"True." Monsieur Lafargue stroked his shaven chin. "True, indeed. But I cannot forget the Rufus Stevens was already a wreck when seen."
"Her masts were gone," said Anthony. "That is always grave; but it is not necessarily fatal. I have seen vessels so stricken which have lived boldly; I myself was once in a ship so circumstanced; she was battered and beaten by the sea for days; but she held together and sailed many a voyage afterwards."
"Christopher was greatly excited," said mademoiselle, "and he came to me with the story of what Tom Horn had said; he was perplexed and did not know what to believe. And I was in the same state of mind, even after I'd talked to the man himself and written the letter asking you to return. I wanted to believe and accept it all as an actual thing," she said, "for it seemed the only hope left. But it was not until I saw Mr. Sparhawk that my mind became settled."
Anthony looked at her questioningly; he recalled the attitude of that same little gentleman an hour before, the cock of his head, and the tolerant tone with which he spoke of Tom Horn and his theory.
"His disbelief fixed your mind in opposition, then?" said Anthony.
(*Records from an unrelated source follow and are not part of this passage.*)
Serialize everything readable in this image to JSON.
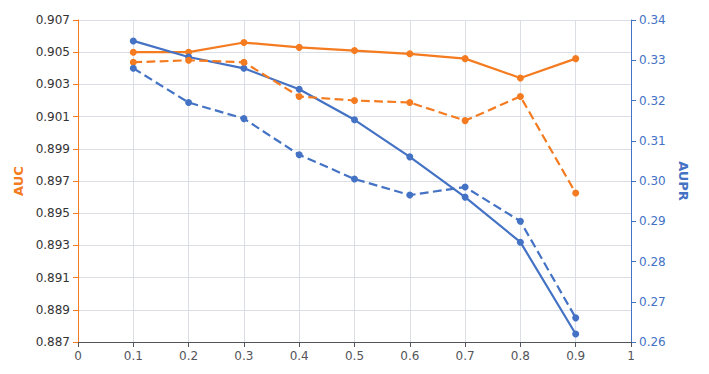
{
  "chart_data": {
    "type": "line",
    "x": [
      0.1,
      0.2,
      0.3,
      0.4,
      0.5,
      0.6,
      0.7,
      0.8,
      0.9
    ],
    "xlim": [
      0,
      1
    ],
    "xticks": [
      0,
      0.1,
      0.2,
      0.3,
      0.4,
      0.5,
      0.6,
      0.7,
      0.8,
      0.9,
      1
    ],
    "ylabel": "AUC",
    "ylim": [
      0.887,
      0.907
    ],
    "yticks": [
      0.887,
      0.889,
      0.891,
      0.893,
      0.895,
      0.897,
      0.899,
      0.901,
      0.903,
      0.905,
      0.907
    ],
    "y2label": "AUPR",
    "y2lim": [
      0.26,
      0.34
    ],
    "y2ticks": [
      0.26,
      0.27,
      0.28,
      0.29,
      {
        "value": 0.3,
        "label": "0.30"
      },
      0.31,
      0.32,
      0.33,
      0.34
    ],
    "grid": true,
    "series": [
      {
        "color": "#F47B20",
        "line_style": "solid",
        "marker": "circle",
        "values": [
          0.905,
          0.905,
          0.9056,
          0.9053,
          0.9051,
          0.9049,
          0.9046,
          0.9034,
          0.9046
        ]
      },
      {
        "color": "#4472C4",
        "line_style": "solid",
        "marker": "circle",
        "values": [
          0.9057,
          0.9047,
          0.904,
          0.9027,
          0.9008,
          0.8985,
          0.896,
          0.8932,
          0.8875
        ]
      },
      {
        "color": "#F47B20",
        "line_style": "dashed",
        "marker": "circle",
        "axis": "y2",
        "values": [
          0.3295,
          0.33,
          0.3295,
          0.321,
          0.32,
          0.3195,
          0.315,
          0.321,
          0.297
        ]
      },
      {
        "color": "#4472C4",
        "line_style": "dashed",
        "marker": "circle",
        "axis": "y2",
        "values": [
          0.328,
          0.3195,
          0.3155,
          0.3065,
          0.3005,
          0.2965,
          0.2985,
          0.29,
          0.266
        ]
      }
    ]
  }
}
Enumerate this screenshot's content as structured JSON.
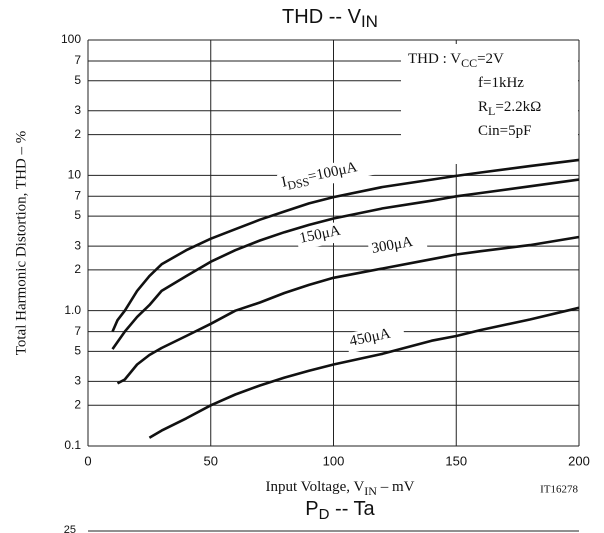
{
  "chart_data": {
    "type": "line",
    "title": [
      "THD -- V",
      "IN"
    ],
    "x_label": [
      "Input Voltage, V",
      "IN",
      " – mV"
    ],
    "y_label": "Total Harmonic Distortion, THD – %",
    "code": "IT16278",
    "log_y": true,
    "grid": true,
    "xlim": [
      0,
      200
    ],
    "xticks": [
      0,
      50,
      100,
      150,
      200
    ],
    "ylim": [
      0.1,
      100
    ],
    "yticks": [
      100,
      {
        "value": 70,
        "label": "7"
      },
      {
        "value": 50,
        "label": "5"
      },
      {
        "value": 30,
        "label": "3"
      },
      {
        "value": 20,
        "label": "2"
      },
      10,
      7,
      5,
      3,
      2,
      {
        "value": 1,
        "label": "1.0"
      },
      {
        "value": 0.7,
        "label": "7"
      },
      {
        "value": 0.5,
        "label": "5"
      },
      {
        "value": 0.3,
        "label": "3"
      },
      {
        "value": 0.2,
        "label": "2"
      },
      0.1
    ],
    "conditions": [
      [
        "THD :  V",
        "CC",
        "=2V"
      ],
      [
        "f=1kHz"
      ],
      [
        "R",
        "L",
        "=2.2kΩ"
      ],
      [
        "Cin=5pF"
      ]
    ],
    "series": [
      {
        "name": [
          "I",
          "DSS",
          "=100μA"
        ],
        "color": "#111111",
        "x": [
          10,
          12,
          15,
          20,
          25,
          30,
          40,
          50,
          60,
          70,
          80,
          90,
          100,
          120,
          140,
          150,
          160,
          180,
          200
        ],
        "values": [
          0.7,
          0.85,
          1.0,
          1.4,
          1.8,
          2.2,
          2.8,
          3.4,
          4.0,
          4.7,
          5.4,
          6.2,
          6.9,
          8.2,
          9.3,
          9.9,
          10.5,
          11.7,
          13
        ]
      },
      {
        "name": [
          "150μA"
        ],
        "color": "#111111",
        "x": [
          10,
          15,
          20,
          25,
          30,
          40,
          50,
          60,
          70,
          80,
          90,
          100,
          120,
          140,
          150,
          160,
          180,
          200
        ],
        "values": [
          0.52,
          0.7,
          0.9,
          1.1,
          1.4,
          1.8,
          2.3,
          2.8,
          3.3,
          3.8,
          4.3,
          4.8,
          5.7,
          6.5,
          7.0,
          7.4,
          8.3,
          9.3
        ]
      },
      {
        "name": [
          "300μA"
        ],
        "color": "#111111",
        "x": [
          12,
          15,
          20,
          25,
          30,
          40,
          50,
          60,
          70,
          80,
          90,
          100,
          120,
          140,
          150,
          160,
          180,
          200
        ],
        "values": [
          0.29,
          0.31,
          0.4,
          0.47,
          0.53,
          0.65,
          0.8,
          1.0,
          1.15,
          1.35,
          1.55,
          1.75,
          2.05,
          2.4,
          2.6,
          2.75,
          3.05,
          3.5
        ]
      },
      {
        "name": [
          "450μA"
        ],
        "color": "#111111",
        "x": [
          25,
          30,
          40,
          50,
          60,
          70,
          80,
          90,
          100,
          120,
          140,
          150,
          160,
          180,
          200
        ],
        "values": [
          0.115,
          0.13,
          0.16,
          0.2,
          0.24,
          0.28,
          0.32,
          0.36,
          0.4,
          0.48,
          0.6,
          0.65,
          0.72,
          0.86,
          1.05
        ]
      }
    ]
  },
  "next_chart": {
    "title": [
      "P",
      "D",
      " -- Ta"
    ],
    "tick": "25"
  }
}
"Disbelief!" The girl laughed, her beautiful teeth flashing. "He was as credulous as a child. He walked the floor; he took great quantities of snuff; he at once began to plan how moneys might be had to equip a vessel to be sent searching the seas."
Anthony also laughed. The cunning of the dapper little fox! Not once had he shown even a trace of actual belief; and yet there he was, mad to set forward, and hoping, Anthony had no doubt, with the best of them!
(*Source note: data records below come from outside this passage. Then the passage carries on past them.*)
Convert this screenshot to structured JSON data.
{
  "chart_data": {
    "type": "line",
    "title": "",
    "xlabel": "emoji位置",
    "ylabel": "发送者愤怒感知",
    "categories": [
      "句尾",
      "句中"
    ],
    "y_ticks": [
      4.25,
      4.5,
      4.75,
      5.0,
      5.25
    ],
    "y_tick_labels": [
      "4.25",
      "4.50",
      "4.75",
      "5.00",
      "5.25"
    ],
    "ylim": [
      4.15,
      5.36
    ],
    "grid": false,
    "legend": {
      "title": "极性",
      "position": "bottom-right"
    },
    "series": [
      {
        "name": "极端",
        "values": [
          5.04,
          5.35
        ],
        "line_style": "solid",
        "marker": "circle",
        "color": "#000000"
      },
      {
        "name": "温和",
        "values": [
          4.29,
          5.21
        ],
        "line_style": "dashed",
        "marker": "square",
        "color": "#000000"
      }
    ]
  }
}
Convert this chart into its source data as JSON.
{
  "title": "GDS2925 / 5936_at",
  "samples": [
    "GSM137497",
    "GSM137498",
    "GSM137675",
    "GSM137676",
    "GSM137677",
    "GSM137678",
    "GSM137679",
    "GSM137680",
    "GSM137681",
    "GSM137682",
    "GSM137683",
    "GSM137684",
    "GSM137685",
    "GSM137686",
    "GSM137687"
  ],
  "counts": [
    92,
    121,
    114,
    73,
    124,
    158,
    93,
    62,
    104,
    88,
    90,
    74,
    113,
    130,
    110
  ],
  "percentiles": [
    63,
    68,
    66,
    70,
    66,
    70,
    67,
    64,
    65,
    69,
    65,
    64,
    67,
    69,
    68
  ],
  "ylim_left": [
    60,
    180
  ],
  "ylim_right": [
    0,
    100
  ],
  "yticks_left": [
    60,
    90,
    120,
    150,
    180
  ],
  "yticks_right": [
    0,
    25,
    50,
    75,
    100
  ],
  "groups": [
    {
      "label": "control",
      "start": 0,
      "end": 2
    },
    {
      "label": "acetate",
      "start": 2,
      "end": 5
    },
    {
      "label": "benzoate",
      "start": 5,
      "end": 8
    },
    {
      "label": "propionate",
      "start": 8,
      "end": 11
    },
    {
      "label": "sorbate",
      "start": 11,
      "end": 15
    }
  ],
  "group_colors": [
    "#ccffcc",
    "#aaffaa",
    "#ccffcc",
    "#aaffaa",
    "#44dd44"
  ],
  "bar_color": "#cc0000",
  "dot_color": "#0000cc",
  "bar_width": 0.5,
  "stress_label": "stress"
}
"The money was easily had; those who had interests in the cargo were willing to chance something; the larger creditors were of a like mind; this was all spoken of secretly, and the sums gathered in the same way. And so there is a small vessel, all ready for sea, lying in Pegg Run; and you are to be her master if you care to undertake the task."
"There is no task in the world at this moment that I am so eager for," said Anthony. "And, thank God, it's one for which I feel fitted. It's not like the mousing, grubbing work I was compelled to do in the counting-room, trying to hold off the things that I see now were bound to come."
They talked of the prospects for an early beginning; of the storing of the vessel, which, so it seemed, was already under way, the chances for slipping out to sea with no one the wiser. And then they left the house and walked north on Water Street until they reached Pegg Run; and the girl pointed out to Anthony a trim little schooner, fit, and fresh with paint, her tall masts telling of a fine spread of sail, and her strong hull bending into the curving sweep of speed. The young man glowed at sight of the craft; she was so like the one he would have selected himself for the work ahead of him that it might well have been his will, acting through another, when she was fixed upon.